Obamacare and hospital-acquired infections

Published October 22, 2014

Kaiser Health News had a very interesting article yesterday basically making the case that hospitals aren’t generally very good at dealing with routine infections, and so it probably shouldn’t be too shocking that the Dallas hospital treating an Ebola didn’t get everything right.

Here’s a brief sample from the article:

Hospitals’ Struggles To Beat Back Familiar Infections Began Before Ebola Arrived

While Ebola stokes public anxiety, more than one in six hospitals — including some top medical centers — are having trouble stamping out less exotic but sometimes deadly infections, federal records show.

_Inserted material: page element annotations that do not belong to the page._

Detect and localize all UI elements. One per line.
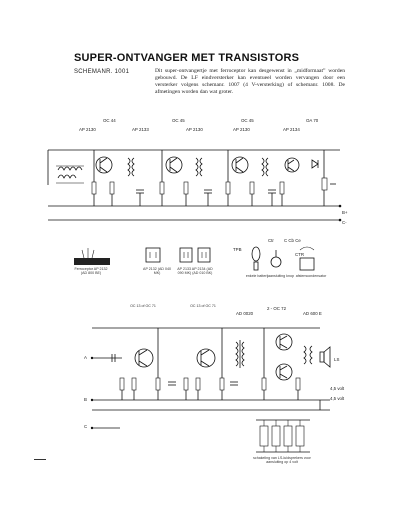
bottom-terminal-a: A bbox=[84, 355, 87, 360]
caption-ctr-2: CTR bbox=[295, 252, 305, 257]
caption-tuning-capacitor: afstemcondensator bbox=[295, 274, 327, 278]
caption-coil-2132: AP 2132 (AD 040 MK) bbox=[143, 267, 171, 276]
top-diode-label: OA 70 bbox=[306, 118, 319, 123]
top-terminal-cminus: C- bbox=[342, 220, 347, 225]
top-coil-label-3: AP 2130 bbox=[186, 127, 203, 132]
caption-ctr: Ctr bbox=[268, 238, 274, 243]
battery-diagram bbox=[256, 419, 310, 453]
top-coil-label-4: AP 2130 bbox=[233, 127, 250, 132]
bottom-transistor-label-3: 2 - OC 72 bbox=[267, 306, 287, 311]
bottom-rail-label-2: 4,5 volt bbox=[330, 396, 345, 401]
top-transistor-label-2: OC 45 bbox=[172, 118, 185, 123]
top-coil-label-2: AP 2133 bbox=[132, 127, 149, 132]
schema-number: SCHEMANR. 1001 bbox=[74, 69, 130, 75]
top-terminal-bplus: B+ bbox=[342, 210, 348, 215]
bottom-terminal-c: C bbox=[84, 424, 88, 429]
components-row bbox=[74, 246, 315, 271]
top-transistor-label-3: OC 45 bbox=[241, 118, 254, 123]
bottom-label-ad600e: AD 600 E bbox=[303, 311, 322, 316]
caption-c-cb-ce: C Cb Ce bbox=[284, 238, 301, 243]
bottom-transistor-label-1: OC 13 of OC 71 bbox=[130, 304, 156, 308]
bottom-terminal-b: B bbox=[84, 397, 87, 402]
bottom-label-ad0020: AD 0020 bbox=[236, 311, 254, 316]
caption-ferroceptor: Ferroceptor AP 2132 (AD 800 BE) bbox=[74, 267, 108, 276]
intro-paragraph: Dit super-ontvangertje met ferroceptor k… bbox=[155, 68, 345, 95]
bottom-rail-label-1: 4,5 volt bbox=[330, 386, 345, 391]
top-schematic bbox=[47, 149, 342, 222]
top-coil-label-5: AP 2134 bbox=[283, 127, 300, 132]
document-title: SUPER-ONTVANGER MET TRANSISTORS bbox=[74, 52, 300, 64]
bottom-speaker-label: LS bbox=[334, 357, 340, 362]
page-mark bbox=[34, 459, 46, 460]
caption-knob: aansluiting knop bbox=[268, 274, 294, 278]
bottom-schematic bbox=[90, 327, 331, 430]
bottom-transistor-label-2: OC 13 of OC 71 bbox=[190, 304, 216, 308]
top-transistor-label-1: OC 44 bbox=[103, 118, 116, 123]
top-coil-label-1: AP 2130 bbox=[79, 127, 96, 132]
caption-tpb: TPB bbox=[233, 247, 242, 252]
caption-battery: enkele batterij bbox=[245, 274, 269, 278]
battery-caption: schakeling van LS-luidsprekers voor aans… bbox=[253, 456, 311, 465]
caption-coils-2133-2134: AP 2133 AP 2134 (AD 090 MK) (AD 010 BK) bbox=[177, 267, 213, 276]
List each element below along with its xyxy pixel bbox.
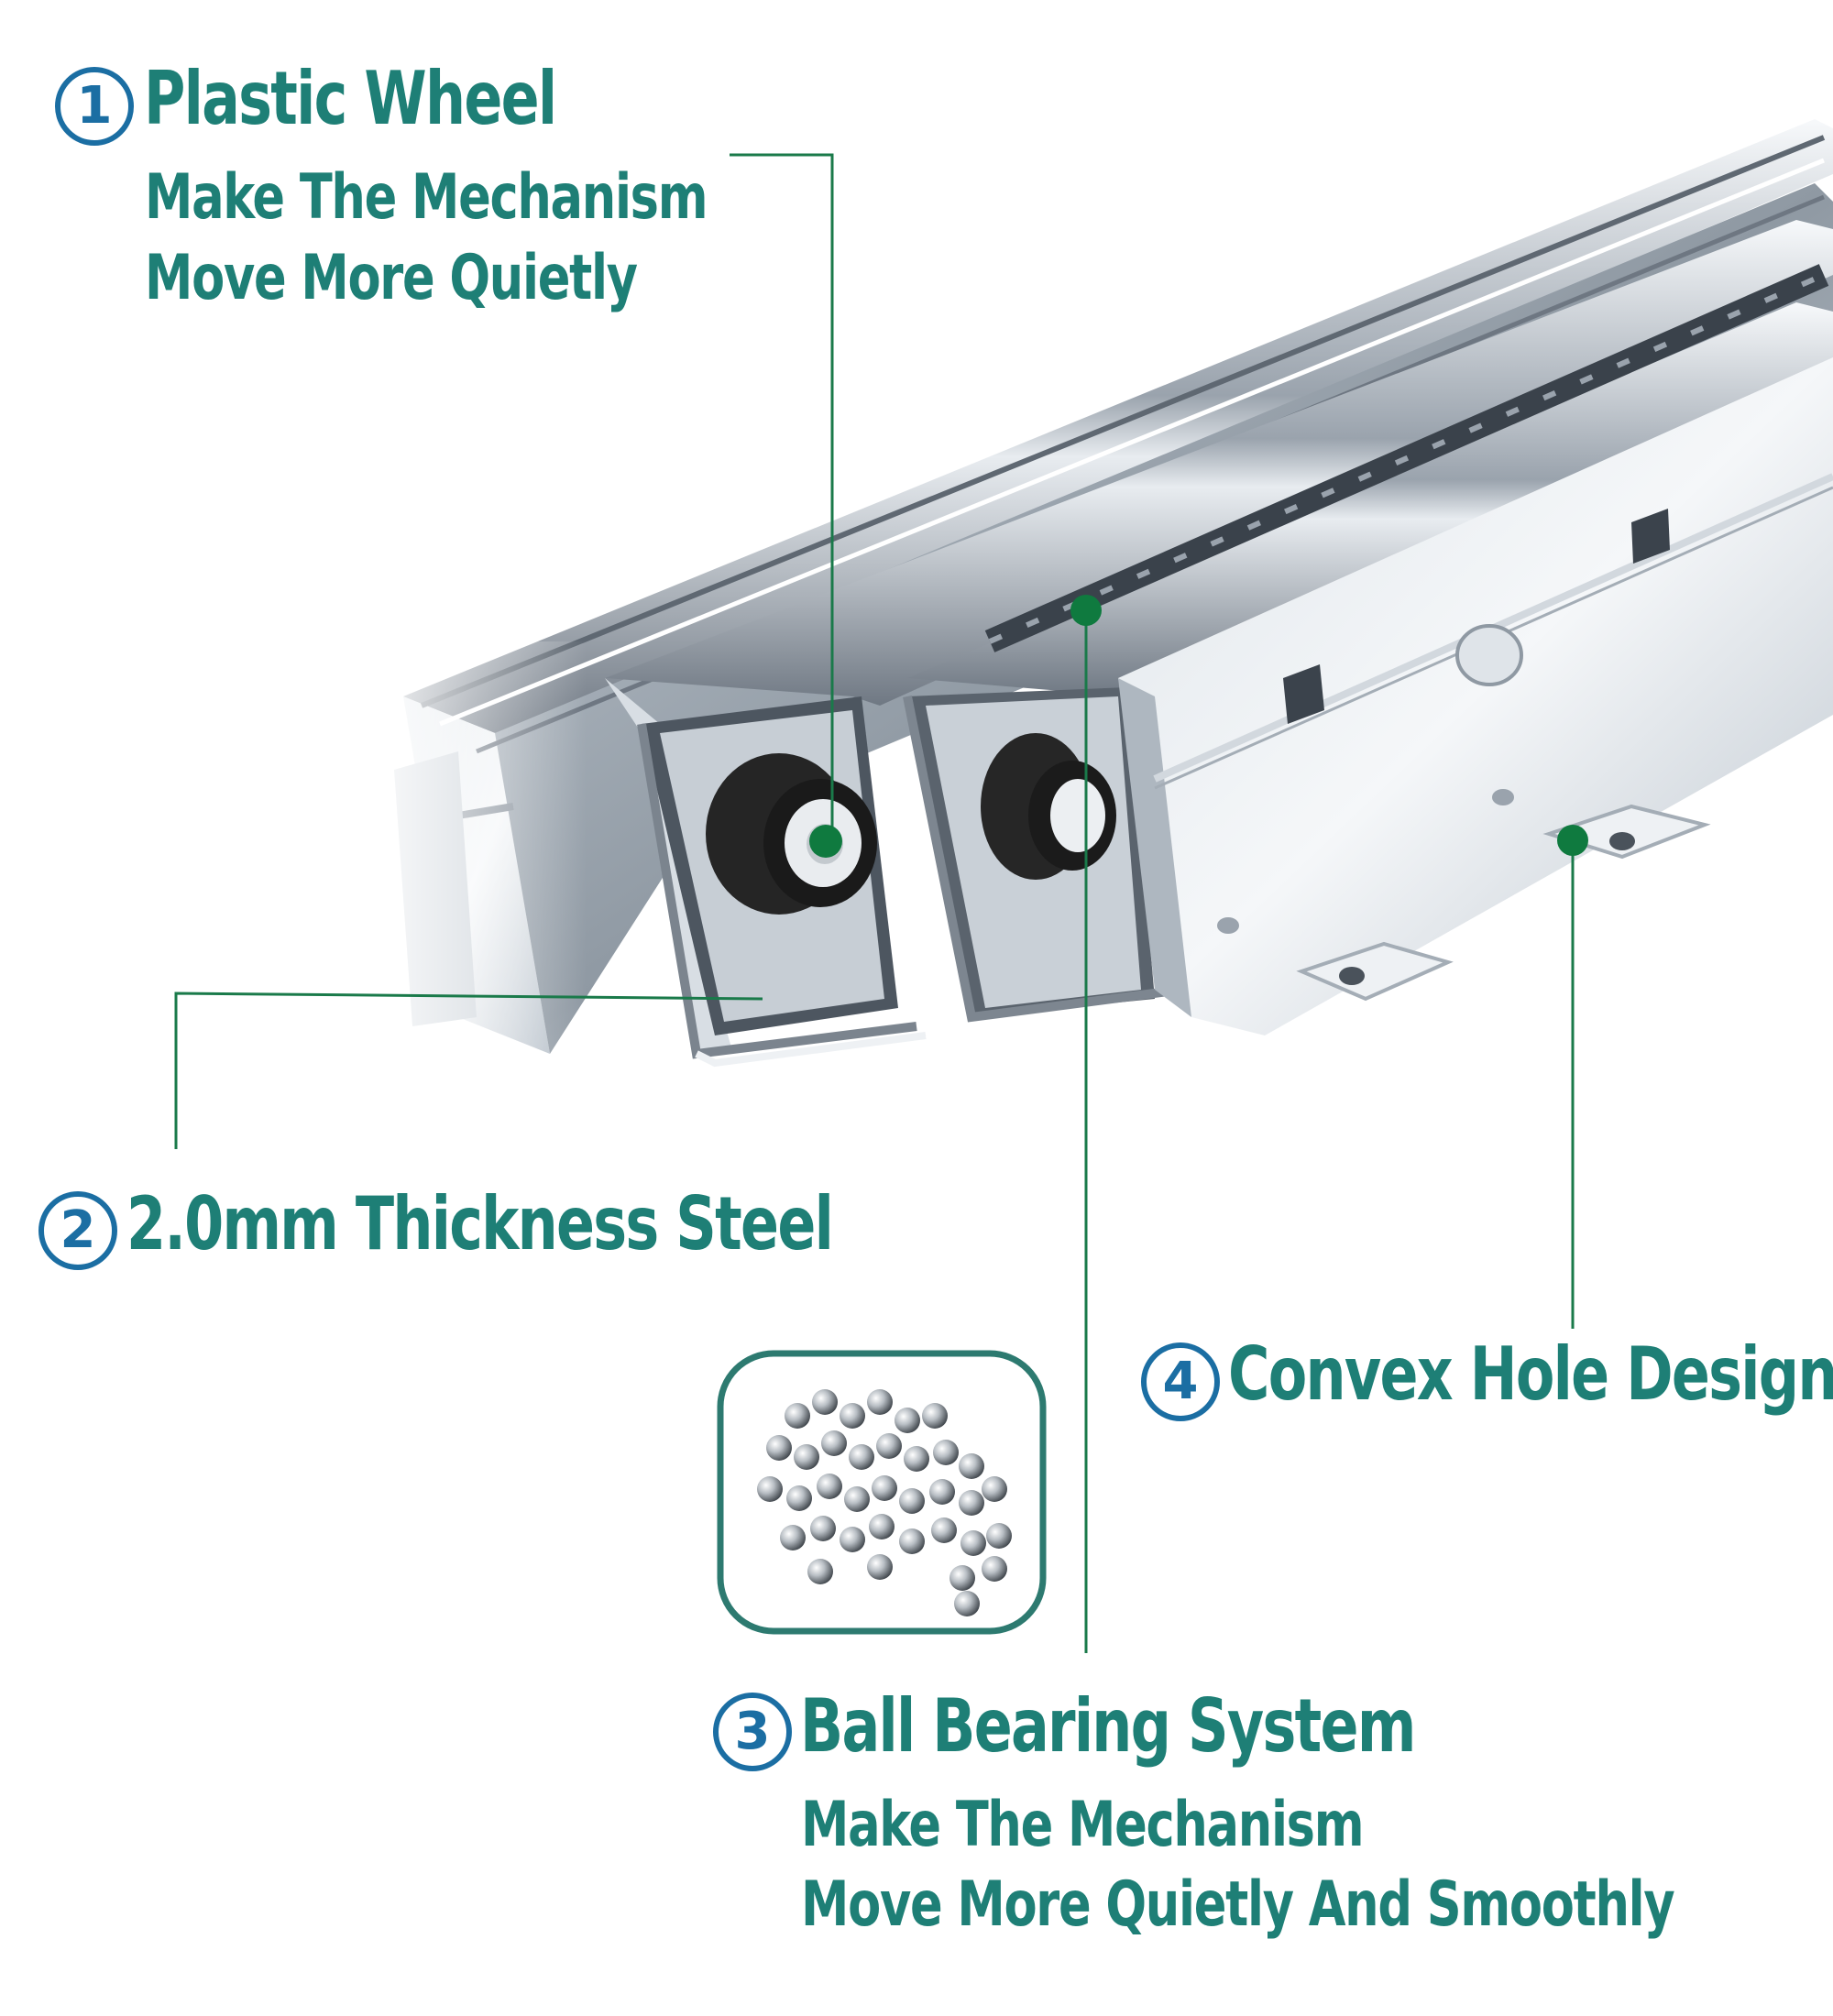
- marker-dot-1: [809, 825, 842, 858]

Nationally, about one in every 25 hospitalized patients gets an infection, and 75,000 people die each year from them—more than from car crashes and gun shots combined. A Kaiser Health News analysis found 695 hospitals with higher than expected rates for at least one of the six types of infections tracked by the federal Centers for Disease Control and Prevention.  In 13 states and the District of Columbia, a quarter or more of hospitals that the government evaluated were rated worse than national benchmarks the CDC set in at least one infection category, the KHN analysis found.

The missteps Texas Health Presbyterian Hospital made this month in handling an Ebola patient echo mistakes hospitals across the nation have made in dealing with homegrown infections.

Hospitals have long had a problem with infections, for a variety of reasons. But it seems worth poiting out that there is one segment of the hospital industry I’m aware of that seems to have pretty much eliminated or at least radically reduced the incidence of hospital-acquired infections, physician-owned hospitals. A quick review online found reported infection rates at phyisican-owned hospitals of around 0.1% or so, or barely a sliver of what is the norm at many general hospitals.

Which of course makes it even more mystifying that Obamacare effectively prohibits the construction of new phyisican-owned hospitals. Or at least it would be mystifying if you failed to realize Obamacare’s stated aim of expanding access to health care was only allowed to be pursued through ideologically-approved means and to the satisfaction of favored constituencies, including the big hospitals that found it easier to shut down competition instead of embracing it and improving their own quality of care.

It would be completely unfair to suggest that the spread of Ebola through hospitals can be linked to Obamacare’s decision to stifle physician-owned hospitals. But it’s completely fair to say Obamacare’s policy in this area is responsible for the continued unacceptably-high level of relatively common hospital-acquired infections, because they opted to side with big hospitals over largely infection-free competitiors.